In the south, a noted Tamil novelist, Perumal Murugan, facing the fury of casteist elements who have the tacit support of the official establishment and feeling isolated, dramatically announced his literary death and the withdrawal of all his books from the market.

Murugan’s agonised response brought forth a wave of sympathy for him in Tamil Nadu and elsewhere in the country. Breaking its silence on the subject, the Dravida Munnetra Kazhagam, the main opposition party of Tamil Nadu, extended support for him. Public readings from his novel were held at places as far apart as Delhi and Thiruvananthapuram.
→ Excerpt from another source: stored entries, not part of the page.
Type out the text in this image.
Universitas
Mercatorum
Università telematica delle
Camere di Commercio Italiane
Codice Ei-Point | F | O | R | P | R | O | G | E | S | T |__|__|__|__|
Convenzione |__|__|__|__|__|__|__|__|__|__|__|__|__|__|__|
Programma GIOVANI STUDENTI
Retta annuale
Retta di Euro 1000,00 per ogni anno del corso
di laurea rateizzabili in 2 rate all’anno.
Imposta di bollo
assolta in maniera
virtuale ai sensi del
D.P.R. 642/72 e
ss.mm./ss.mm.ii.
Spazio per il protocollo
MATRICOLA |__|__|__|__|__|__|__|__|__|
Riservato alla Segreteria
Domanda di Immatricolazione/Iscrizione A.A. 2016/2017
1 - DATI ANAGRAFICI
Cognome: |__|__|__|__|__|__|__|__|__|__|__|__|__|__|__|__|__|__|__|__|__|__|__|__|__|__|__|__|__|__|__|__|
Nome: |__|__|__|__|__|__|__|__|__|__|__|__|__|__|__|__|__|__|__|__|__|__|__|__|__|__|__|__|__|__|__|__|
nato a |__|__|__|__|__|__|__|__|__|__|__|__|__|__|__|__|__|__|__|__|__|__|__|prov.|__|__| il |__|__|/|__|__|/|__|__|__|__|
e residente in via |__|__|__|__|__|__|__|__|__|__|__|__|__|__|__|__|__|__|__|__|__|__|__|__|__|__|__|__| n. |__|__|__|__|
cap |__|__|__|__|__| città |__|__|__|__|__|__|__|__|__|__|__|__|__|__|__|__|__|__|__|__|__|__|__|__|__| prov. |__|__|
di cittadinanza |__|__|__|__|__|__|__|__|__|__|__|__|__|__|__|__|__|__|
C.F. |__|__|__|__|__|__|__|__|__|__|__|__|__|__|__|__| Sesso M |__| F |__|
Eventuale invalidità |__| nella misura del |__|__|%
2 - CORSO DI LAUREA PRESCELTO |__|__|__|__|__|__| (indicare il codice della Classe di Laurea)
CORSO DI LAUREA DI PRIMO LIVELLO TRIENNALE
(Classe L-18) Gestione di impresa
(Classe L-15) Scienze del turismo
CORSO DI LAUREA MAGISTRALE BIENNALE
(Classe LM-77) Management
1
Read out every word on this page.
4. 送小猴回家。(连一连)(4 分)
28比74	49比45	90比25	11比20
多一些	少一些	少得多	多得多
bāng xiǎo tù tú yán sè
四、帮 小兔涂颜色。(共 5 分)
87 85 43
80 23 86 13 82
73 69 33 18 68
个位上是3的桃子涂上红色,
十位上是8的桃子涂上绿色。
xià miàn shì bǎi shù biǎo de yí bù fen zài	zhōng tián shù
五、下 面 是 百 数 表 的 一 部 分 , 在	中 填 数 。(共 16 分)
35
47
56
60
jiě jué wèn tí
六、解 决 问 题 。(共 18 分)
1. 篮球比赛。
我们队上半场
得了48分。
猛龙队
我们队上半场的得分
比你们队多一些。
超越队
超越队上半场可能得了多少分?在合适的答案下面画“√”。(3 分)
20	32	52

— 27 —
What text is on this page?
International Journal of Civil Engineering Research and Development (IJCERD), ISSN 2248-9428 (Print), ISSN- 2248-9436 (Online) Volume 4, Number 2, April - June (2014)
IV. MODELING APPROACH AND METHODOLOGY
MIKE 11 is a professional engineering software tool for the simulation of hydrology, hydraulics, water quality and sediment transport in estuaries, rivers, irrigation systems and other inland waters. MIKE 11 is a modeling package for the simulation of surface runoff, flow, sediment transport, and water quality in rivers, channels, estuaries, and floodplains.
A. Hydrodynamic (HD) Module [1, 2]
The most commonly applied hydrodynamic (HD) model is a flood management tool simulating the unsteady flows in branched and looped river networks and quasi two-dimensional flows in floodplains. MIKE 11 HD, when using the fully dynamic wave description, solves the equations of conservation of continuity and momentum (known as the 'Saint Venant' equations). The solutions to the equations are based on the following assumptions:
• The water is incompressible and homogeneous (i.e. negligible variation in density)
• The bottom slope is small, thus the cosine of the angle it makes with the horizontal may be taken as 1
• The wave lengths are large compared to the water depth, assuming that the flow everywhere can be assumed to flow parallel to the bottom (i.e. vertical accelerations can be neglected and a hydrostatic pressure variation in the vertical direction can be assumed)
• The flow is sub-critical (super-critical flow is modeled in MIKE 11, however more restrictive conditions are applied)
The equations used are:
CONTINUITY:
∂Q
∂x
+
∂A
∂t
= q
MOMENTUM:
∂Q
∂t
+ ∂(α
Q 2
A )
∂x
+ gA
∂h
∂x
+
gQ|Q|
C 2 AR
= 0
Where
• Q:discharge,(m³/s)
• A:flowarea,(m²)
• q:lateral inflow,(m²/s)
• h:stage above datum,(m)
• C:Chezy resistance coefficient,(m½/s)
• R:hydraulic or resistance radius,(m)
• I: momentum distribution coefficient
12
Writers, publishers and readers attending an annual literary festival in Chennai adopted a resolution strongly condemning attempts to silence Murugan and expressing full solidarity with him.

Instead of protecting his constitutional rights, the state administration had abetted the campaign of intimidation against him, and made him sign a statement under duress, the resolution said.  

Instances of books being blocked under pressure from political, economic and social or religious groups are not rare in India.

Lately many highly respected authors and their works have come under attack from sections of the majority community, influenced by the communal propaganda of Hindutva forces. 

In 2000, the first Bharatiya Janata Party-led government halted the publication of a 10-volume history of the freedom movement by eminent scholars Sumit Sarkar and KN Panikkar under a project taken up by the Indian Council of Historical Research, apparently because it showed the Hindu Mahasabha in a poor light. Publication was resumed after the change of government in 2004.

A violent agitation by the Akhil Bharatiya Vidyarthi Parishad, the Bharatiya Janata Party’s student wing, during which a professor was manhandled, led to withdrawal of an essay, titled Three Hundred Ramayanas, written by renowned poet AK Ramanujam, from Delhi University’s BA (History) syllabus in 2008.

The ABVP, or rather its mentors, were annoyed by the reference in the essay to a version of the epic in which Ram and Sita are siblings, not man and wife. 

Mumbai University dropped Rohinton Mistry’s novel Such A Long Journey from its BA (English) syllabus after the Shiv Sena’s student wing alleged that it contained passages critical of that organisation and derogatory to Maharashtra.

In Karnataka, police arrested Yogesh Master on a charge of creating illwill among communities after Sri Ram Sena, a Hindutva outfit, lodged a complaint alleging his novel “Dhundi” contained objectionable references to Hindu god Ganesha.

In an out-of-court settlement with Shiksha Bhachao Andolan, another Hindutva outfit, Penguin India last year agreed to withdraw and pulp all copies of the Indian edition of US professor Wendy Doniger’s book The Hindus: An Alternative History.

While acts of literary and cultural vandalism have been widespread, until now there was no collective nationwide response to them.

The concerted action by Leela Samson and her colleagues and the spontaneous effusion of support across the country for Perumal Murugan who was little known outside the circle of Tamil readers are the first indications that progressive sections of society are ready to take on the forces of obscurantism. 

It is too early to conclude what forms the confrontation will take and how protracted it will be. -- Gulf Today, Sharjah, January 20, 2015.